October 31, 2015

Why the BLM’s decision on the Cadiz project was the right one

In this undated file photo provided by the Metropolitan Water District of Southern California, water flows through the Southern California desert in the Metropolitan Water District's Colorado River Aqueduct from the Colorado River to the Los Angeles area. A different water conveyance project by Cadiz continues to meet resistance. (AP Photo)

Guest commentary

By Adell L. Amos and Sam Kalen
San Bernardino County Sun


Officials at the Bureau of Land Management have to make a lot of sensitive decisions. But their recent decision that a 43-mile, 7-foot diameter groundwater pipeline does not further the purpose of an 1875 railroad right-of-way should not be controversial. It is as simple as this — a water pipeline project is something different than a railroad.

Despite tremendous pressure to shoehorn a massive groundwater pipeline into a century-old railroad right-of-way, the BLM made a rational decision that the proposal was not in furtherance of the railroad’s purpose. Scott Slater, president and General Counsel of Cadiz Inc., asserts that BLM should rescind that decision.

Cadiz Inc., a Los-Angeles based company, wants to build a pipeline to carry groundwater from a fragile Mojave Desert aquifer to southern California. It’s the kind of project that calls out for careful and considered decision-making by public officials. The project could have a significant impact on sensitive desert habitat and the interests of tribes, local communities and national parks nearby. In fact, such careful review was completed under state law, though it is now undergoing appeal by project opponents.

If BLM had sided with Cadiz and determined that this new water project furthered a railroad purpose, then the project could proceed without federal environmental reviews, tribal consultations and interagency coordination that would otherwise be required.

Not surprisingly, Cadiz had a profound interest in trying to convince the BLM that its proposal — which is about transporting valuable water to thirsty urban areas in southern California — was actually about advancing the railroad’s purpose.
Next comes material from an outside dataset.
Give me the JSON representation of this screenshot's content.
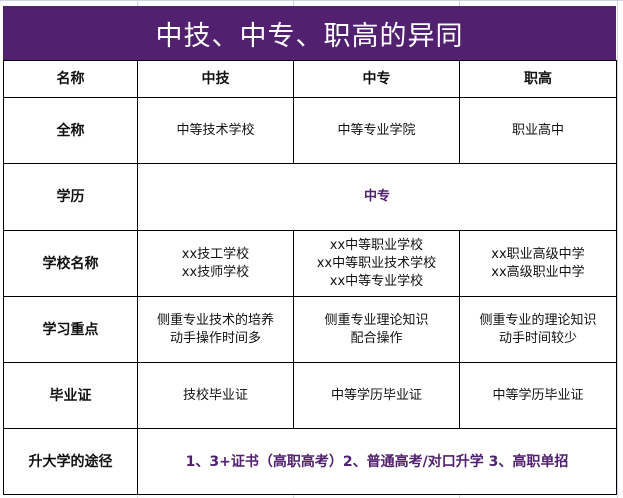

Ultimately, the BLM made a straightforward and common-sense determination that the water pipeline does not further a railroad purpose. This decision ensures, if the project goes forward, it will be subject to appropriate public review. Instead of criticism, the BLM ought to be commended for its responsible management of public resources in the face of tremendous pressure from private interests.

To move forward now, Cadiz will be asked to do what any private developer on federal public land is asked to do — participate in an open, public process under federal law that evaluates the various impacts of the project. That is not a controversial notion in the least. Developers on public lands, though they might prefer to avoid it, engage in this kind of review all the time.

Many opponents of the Cadiz Project worry that this attempt to locate the project in an existing railroad right-of-way was a clever sleight of hand designed to circumvent an open and public evaluation of the impacts and consequences of this project under federal law. To the extent that these concerns about the impacts are unfounded, the federal review process will bear that out.

Perhaps Cadiz worries that the federal review will shed light on what some believe to be faulty scientific assumptions about the recharge rate of the aquifer, or the irreversible environmental harm that could come from pumping 1-2 million acre feet of precious desert groundwater for 50 years, or the impact to historic, natural and cultural resources including the Mojave National Preserve, the lower 48’s third-largest national park unit. More than a decade ago Cadiz proposed a very similar project and the federal environmental review process revealed many of these concerns. Many of these concerns are also at issue in the appeal challenging the state review process.

In the end, BLM exercised sound professional judgment in a climate where water is becoming increasingly scarce and highly valuable. Some estimates put the price of the water associated with the Cadiz project at $1-2 billion. BLM is not required to advance private interests to achieve maximum profit for their investors. Rather, BLM exists to manage, for multiple and often competing purposes, the public lands consistent with all applicable laws. In choosing this course, the BLM carried out its mandate with integrity toward the process and acted as a responsible steward of the public resources it is entrusted to manage.

Adell L. Amos is Associate Dean for Academic Affairs at the University of Oregon School of Law. She is a former Deputy Solicitor for Land and Water Resources at the Department of Interior.

Sam Kalen is co-director of the Center for Law and Energy Resources in the Rockies at the University of Wyoming School of Law. He is a former Special Assistant for the Solicitor’s Office at the Department of the Interior.